Synchronize the time on all non-compute nodes (NCNs) via Network Time Protocol (NTP). Avoid a single point of failure for NTP when testing system resiliency.

Prerequisites

This procedure requires administrative privileges.

Procedure

  1. Set the date manually if the time on NCNs is off by more than an a few hours.

    For example:

    ncn-m001# timedatectl set-time "2021-02-19 15:04:00"
    
  2. Configure NTP on the Pre-install Toolkit (PIT).

    ncn-m001# /root/bin/configure-ntp.sh
    
  3. Sync NTP on all other nodes.

    If more than nine NCNs are in use on the system, update the loop in the following command accordingly.

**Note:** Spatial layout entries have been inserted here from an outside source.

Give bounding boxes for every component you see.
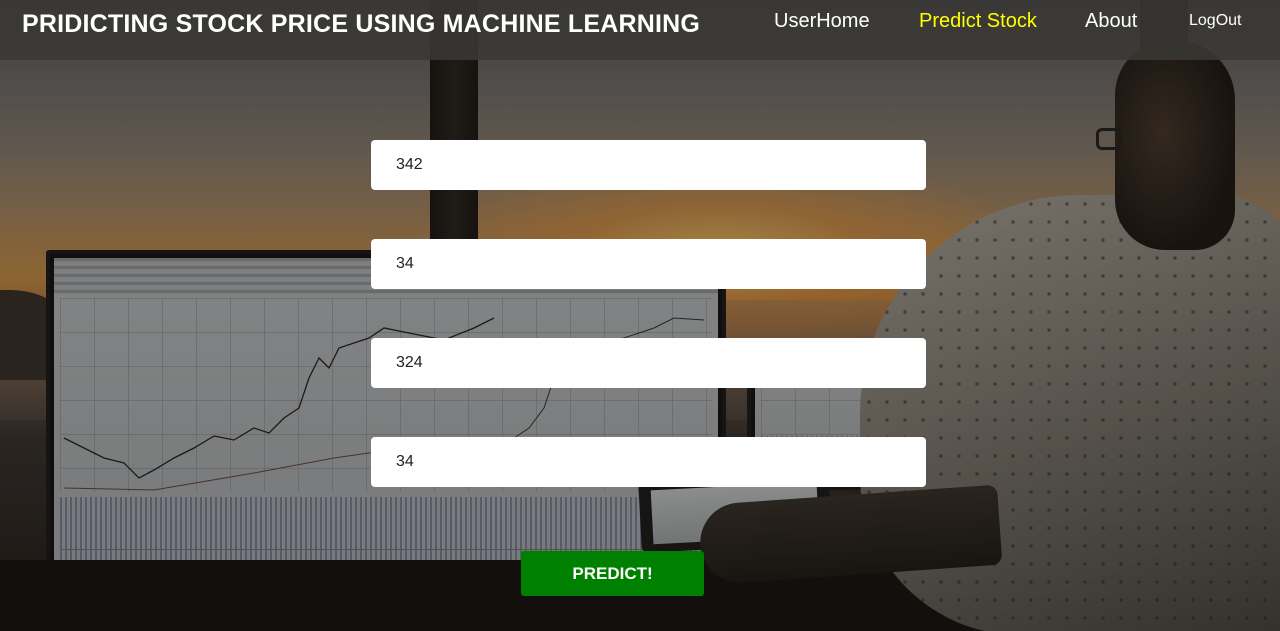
nav-about-link[interactable]: About xyxy=(1085,10,1137,33)
background-dim-overlay xyxy=(0,0,1280,631)
nav-logout-link[interactable]: LogOut xyxy=(1189,12,1241,30)
predict-button[interactable]: PREDICT! xyxy=(521,551,704,596)
stock-input-1[interactable] xyxy=(371,140,926,190)
stock-input-2[interactable] xyxy=(371,239,926,289)
stock-input-3[interactable] xyxy=(371,338,926,388)
nav-predict-stock-link[interactable]: Predict Stock xyxy=(919,10,1037,33)
nav-userhome-link[interactable]: UserHome xyxy=(774,10,870,33)
top-navbar: PRIDICTING STOCK PRICE USING MACHINE LEA… xyxy=(0,0,1280,60)
stock-input-4[interactable] xyxy=(371,437,926,487)
site-title: PRIDICTING STOCK PRICE USING MACHINE LEA… xyxy=(22,10,701,38)
background-trading-scene xyxy=(0,0,1280,631)
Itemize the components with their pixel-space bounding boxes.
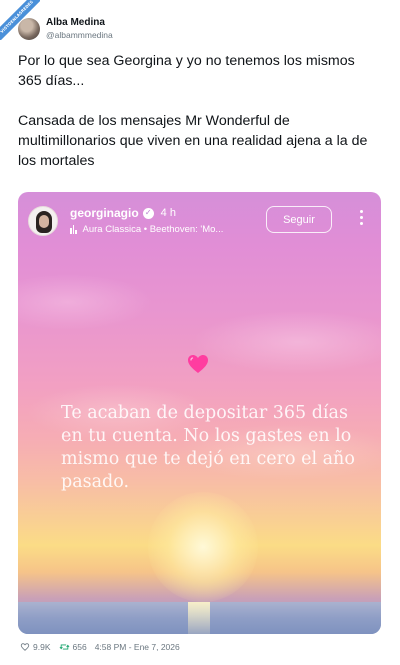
story-quote: Te acaban de depositar 365 días en tu cu…	[61, 403, 355, 492]
story-music-label: Aura Classica • Beethoven: 'Mo...	[82, 224, 224, 235]
like-count[interactable]: 9.9K	[20, 642, 51, 652]
avatar[interactable]	[18, 18, 40, 40]
sun-reflection	[188, 602, 210, 634]
story-header: georginagio ✓ 4 h Aura Classica • Beetho…	[28, 204, 371, 240]
tweet-text: Por lo que sea Georgina y yo no tenemos …	[18, 51, 380, 171]
tweet-header: Alba Medina @albammmedina	[18, 14, 113, 44]
author-display-name[interactable]: Alba Medina	[46, 17, 113, 29]
story-avatar[interactable]	[28, 206, 58, 236]
heart-emoji	[188, 355, 208, 373]
verified-icon: ✓	[142, 207, 154, 219]
like-count-value: 9.9K	[33, 642, 51, 652]
retweet-count[interactable]: 656	[59, 642, 87, 652]
retweet-count-value: 656	[72, 642, 87, 652]
story-music[interactable]: Aura Classica • Beethoven: 'Mo...	[70, 224, 223, 235]
sun	[148, 492, 258, 602]
like-icon	[20, 643, 30, 651]
more-icon[interactable]	[358, 210, 364, 230]
story-user-line: georginagio ✓ 4 h	[70, 206, 176, 220]
music-bars-icon	[70, 225, 78, 234]
tweet-paragraph: Por lo que sea Georgina y yo no tenemos …	[18, 53, 355, 89]
follow-button[interactable]: Seguir	[266, 206, 332, 233]
tweet-footer: 9.9K 656 4:58 PM - Ene 7, 2026	[20, 640, 188, 654]
story-time: 4 h	[160, 207, 176, 219]
tweet-paragraph: Cansada de los mensajes Mr Wonderful de …	[18, 113, 368, 169]
author-handle[interactable]: @albammmedina	[46, 29, 113, 41]
story-screenshot[interactable]: georginagio ✓ 4 h Aura Classica • Beetho…	[18, 192, 381, 634]
story-username[interactable]: georginagio	[70, 206, 139, 220]
retweet-icon	[59, 644, 69, 650]
tweet-timestamp[interactable]: 4:58 PM - Ene 7, 2026	[95, 642, 180, 652]
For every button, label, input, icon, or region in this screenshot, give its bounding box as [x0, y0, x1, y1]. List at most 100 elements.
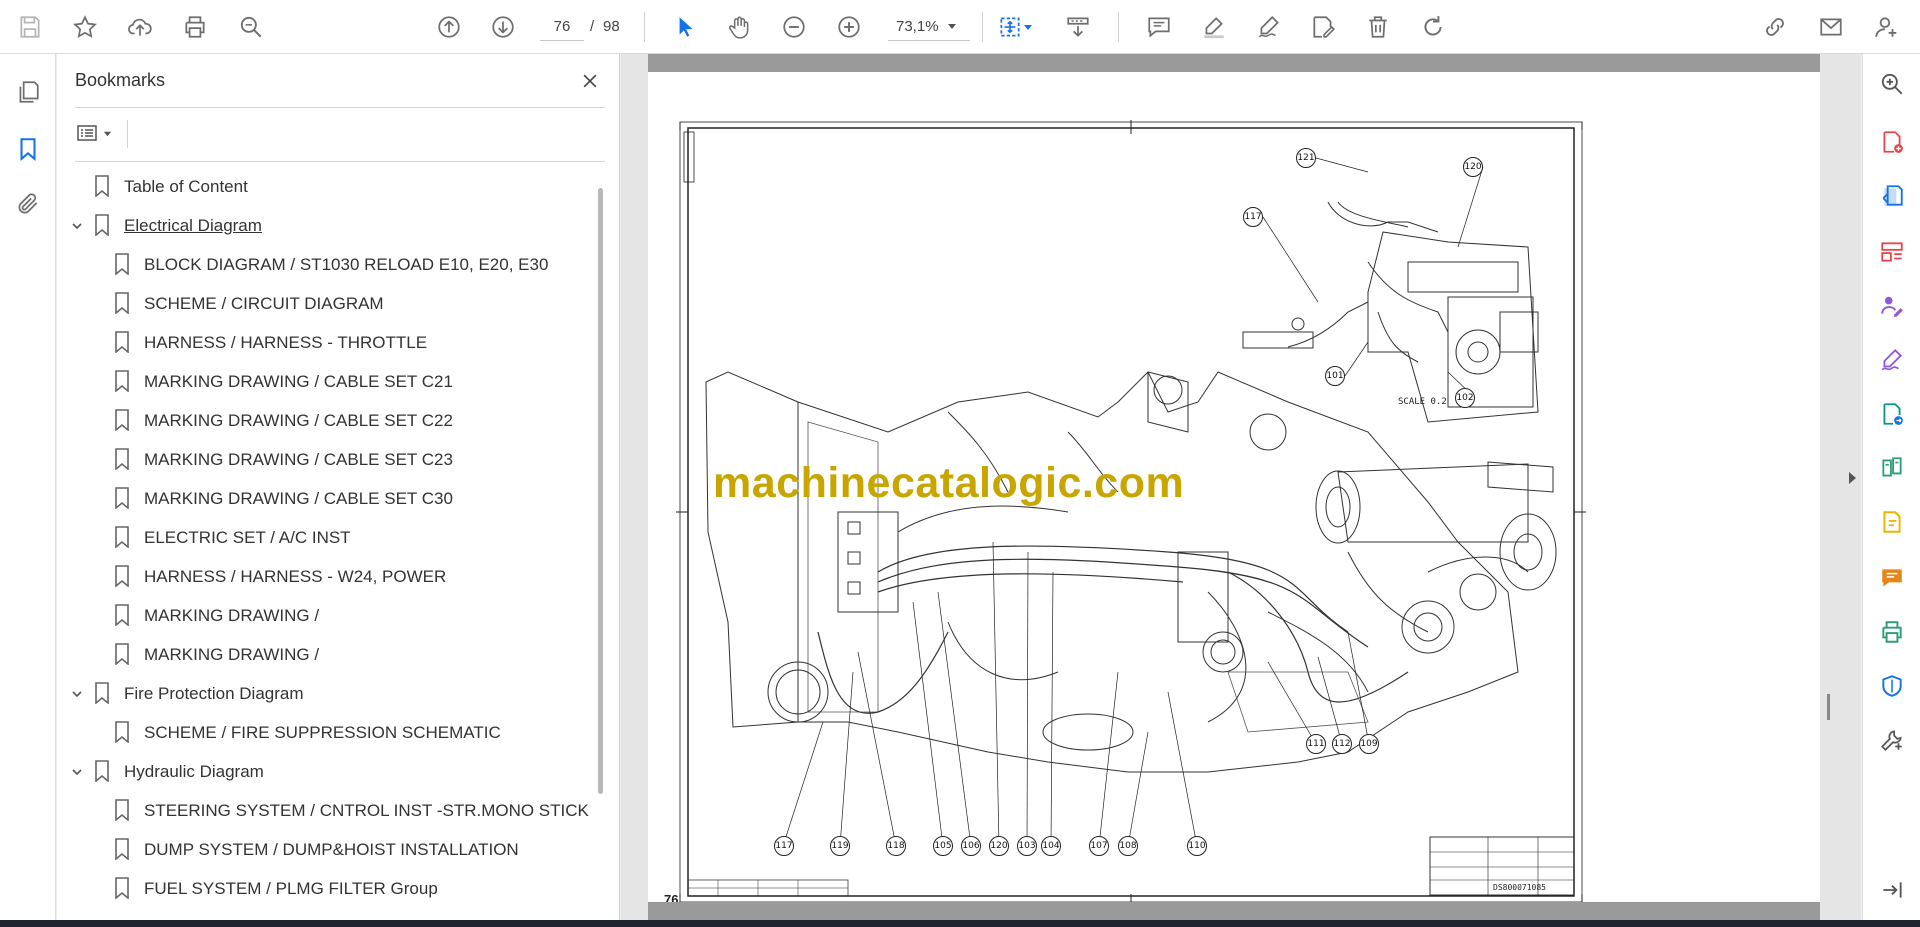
bookmark-icon: [94, 682, 110, 705]
save-icon[interactable]: [12, 9, 48, 45]
print-production-icon[interactable]: [1876, 616, 1908, 648]
toolbar-divider: [1118, 12, 1119, 42]
bookmark-icon: [94, 760, 110, 783]
chevron-down-icon[interactable]: [69, 686, 85, 702]
redo-icon[interactable]: [1415, 9, 1451, 45]
bookmark-label: DUMP SYSTEM / DUMP&HOIST INSTALLATION: [144, 839, 519, 859]
zoom-level-select[interactable]: 73,1%: [888, 13, 970, 41]
attachments-icon[interactable]: [10, 186, 46, 222]
bookmark-icon: [114, 448, 130, 471]
scroll-mode-icon[interactable]: [1060, 9, 1096, 45]
document-viewport[interactable]: 76 machinecatalogic.com 117 119 118 105 …: [621, 54, 1861, 920]
bookmark-item[interactable]: MARKING DRAWING / CABLE SET C21: [57, 362, 597, 401]
share-link-icon[interactable]: [1757, 9, 1793, 45]
bookmark-item[interactable]: FUEL SYSTEM / PLMG FILTER Group: [57, 869, 597, 908]
pdf-page[interactable]: 76 machinecatalogic.com 117 119 118 105 …: [648, 72, 1820, 907]
protect-icon[interactable]: [1876, 670, 1908, 702]
bookmark-label: SCHEME / CIRCUIT DIAGRAM: [144, 293, 384, 313]
bookmark-item[interactable]: MARKING DRAWING /: [57, 635, 597, 674]
expand-right-panel-icon[interactable]: [1849, 472, 1856, 484]
edit-text-icon[interactable]: [1305, 9, 1341, 45]
toolbar-divider: [982, 12, 983, 42]
bookmarks-icon[interactable]: [10, 131, 46, 167]
bookmark-item[interactable]: BLOCK DIAGRAM / ST1030 RELOAD E10, E20, …: [57, 245, 597, 284]
chevron-down-icon[interactable]: [69, 218, 85, 234]
star-icon[interactable]: [67, 9, 103, 45]
bookmark-group[interactable]: Electrical Diagram: [57, 206, 597, 245]
panel-divider: [127, 120, 128, 148]
bookmark-item[interactable]: ELECTRIC SET / A/C INST: [57, 518, 597, 557]
zoom-out-icon[interactable]: [776, 9, 812, 45]
bookmark-icon: [114, 877, 130, 900]
bookmark-icon: [114, 331, 130, 354]
user-account-icon[interactable]: [1868, 9, 1904, 45]
select-tool-icon[interactable]: [667, 9, 703, 45]
fit-dropdown-chevron-icon[interactable]: [1020, 9, 1036, 45]
comment-tool-icon[interactable]: [1876, 562, 1908, 594]
bookmark-item[interactable]: MARKING DRAWING /: [57, 596, 597, 635]
edit-pdf-icon[interactable]: [1876, 506, 1908, 538]
top-toolbar: 76 / 98 73,1%: [0, 0, 1920, 54]
callout-balloon: 120: [1463, 157, 1483, 177]
page-thumbnails-icon[interactable]: [10, 74, 46, 110]
left-navigation-rail: [0, 54, 56, 920]
previous-page-edge: [648, 54, 1820, 72]
organize-pages-icon[interactable]: [1876, 236, 1908, 268]
previous-page-icon[interactable]: [431, 9, 467, 45]
cloud-upload-icon[interactable]: [122, 9, 158, 45]
bookmark-item[interactable]: SCHEME / FIRE SUPPRESSION SCHEMATIC: [57, 713, 597, 752]
bookmark-item[interactable]: MARKING DRAWING / CABLE SET C22: [57, 401, 597, 440]
create-pdf-icon[interactable]: [1876, 126, 1908, 158]
bookmark-group[interactable]: Fire Protection Diagram: [57, 674, 597, 713]
hand-tool-icon[interactable]: [721, 9, 757, 45]
highlight-icon[interactable]: [1196, 9, 1232, 45]
bookmark-item[interactable]: HARNESS / HARNESS - THROTTLE: [57, 323, 597, 362]
bookmark-icon: [114, 565, 130, 588]
fill-sign-icon[interactable]: [1876, 344, 1908, 376]
comment-icon[interactable]: [1141, 9, 1177, 45]
callout-balloon: 109: [1359, 734, 1379, 754]
request-signatures-icon[interactable]: [1876, 290, 1908, 322]
compare-files-icon[interactable]: [1876, 452, 1908, 484]
bookmark-group[interactable]: Table of Content: [57, 167, 597, 206]
callout-balloon: 103: [1017, 836, 1037, 856]
bookmark-label: BLOCK DIAGRAM / ST1030 RELOAD E10, E20, …: [144, 254, 549, 274]
export-pdf-icon[interactable]: [1876, 180, 1908, 212]
next-page-edge: [648, 902, 1820, 920]
callout-balloon: 118: [886, 836, 906, 856]
bookmark-label: Table of Content: [124, 176, 248, 196]
zoom-dropdown-chevron-icon[interactable]: [948, 24, 956, 29]
more-tools-icon[interactable]: [1876, 724, 1908, 756]
email-icon[interactable]: [1813, 9, 1849, 45]
bookmark-item[interactable]: MARKING DRAWING / CABLE SET C30: [57, 479, 597, 518]
bookmark-item[interactable]: MARKING DRAWING / CABLE SET C23: [57, 440, 597, 479]
bookmark-icon: [94, 214, 110, 237]
document-scrollbar[interactable]: [1827, 694, 1830, 720]
bookmarks-scrollbar[interactable]: [598, 188, 603, 794]
print-icon[interactable]: [177, 9, 213, 45]
collapse-tools-icon[interactable]: [1876, 874, 1908, 906]
bookmark-item[interactable]: SCHEME / CIRCUIT DIAGRAM: [57, 284, 597, 323]
bookmark-icon: [114, 799, 130, 822]
bookmarks-panel-title: Bookmarks: [75, 70, 166, 90]
bookmark-label: MARKING DRAWING / CABLE SET C23: [144, 449, 453, 469]
bookmark-icon: [114, 253, 130, 276]
bookmark-item[interactable]: STEERING SYSTEM / CNTROL INST -STR.MONO …: [57, 791, 597, 830]
bookmark-item[interactable]: HARNESS / HARNESS - W24, POWER: [57, 557, 597, 596]
zoom-search-icon[interactable]: [1876, 68, 1908, 100]
page-number-input[interactable]: 76: [540, 13, 584, 41]
search-icon[interactable]: [233, 9, 269, 45]
close-icon[interactable]: [577, 68, 603, 94]
bookmark-icon: [114, 526, 130, 549]
delete-icon[interactable]: [1360, 9, 1396, 45]
bookmark-options-button[interactable]: [75, 118, 123, 148]
zoom-in-icon[interactable]: [831, 9, 867, 45]
callout-balloon: 117: [1243, 207, 1263, 227]
bookmark-item[interactable]: DUMP SYSTEM / DUMP&HOIST INSTALLATION: [57, 830, 597, 869]
next-page-icon[interactable]: [485, 9, 521, 45]
chevron-down-icon[interactable]: [69, 764, 85, 780]
send-for-review-icon[interactable]: [1876, 398, 1908, 430]
draw-icon[interactable]: [1251, 9, 1287, 45]
bookmark-icon: [94, 175, 110, 198]
bookmark-group[interactable]: Hydraulic Diagram: [57, 752, 597, 791]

    ncn-m002# for i in ncn-{w,s}00{1..3} ncn-m00{2..3}; do echo "------$i--------"; ssh $i '/srv/cray/scripts/metal/set-ntp-config.sh'; done
    

    Example output:

    ------ncn-w001--------
    CURRENT TIME SETTINGS
    rtc: 2021-01-16 15:04:57.593224+00:00
    sys: 2021-01-16 15:05:07.449052+0000
    200 OK
    200 OK
    NEW TIME SETTINGS
    rtc: 2021-02-19 13:02:28.811921+00:00
    sys: 2021-02-19 13:02:28.924540+0000
    ------ncn-w002--------
    CURRENT TIME SETTINGS
    rtc: 2021-01-16 15:05:35.390043+00:00
    sys: 2021-01-16 15:05:45.838885+0000
    200 OK
    200 OK
    NEW TIME SETTINGS
    rtc: 2021-02-19 13:03:06.515083+00:00
    sys: 2021-02-19 13:03:07.184846+0000
    ...
    
  4. Reboot each node.

    If manually adjusting the time is not effective, reboot each node to trigger the NTP script to run on first boot from cloud-init.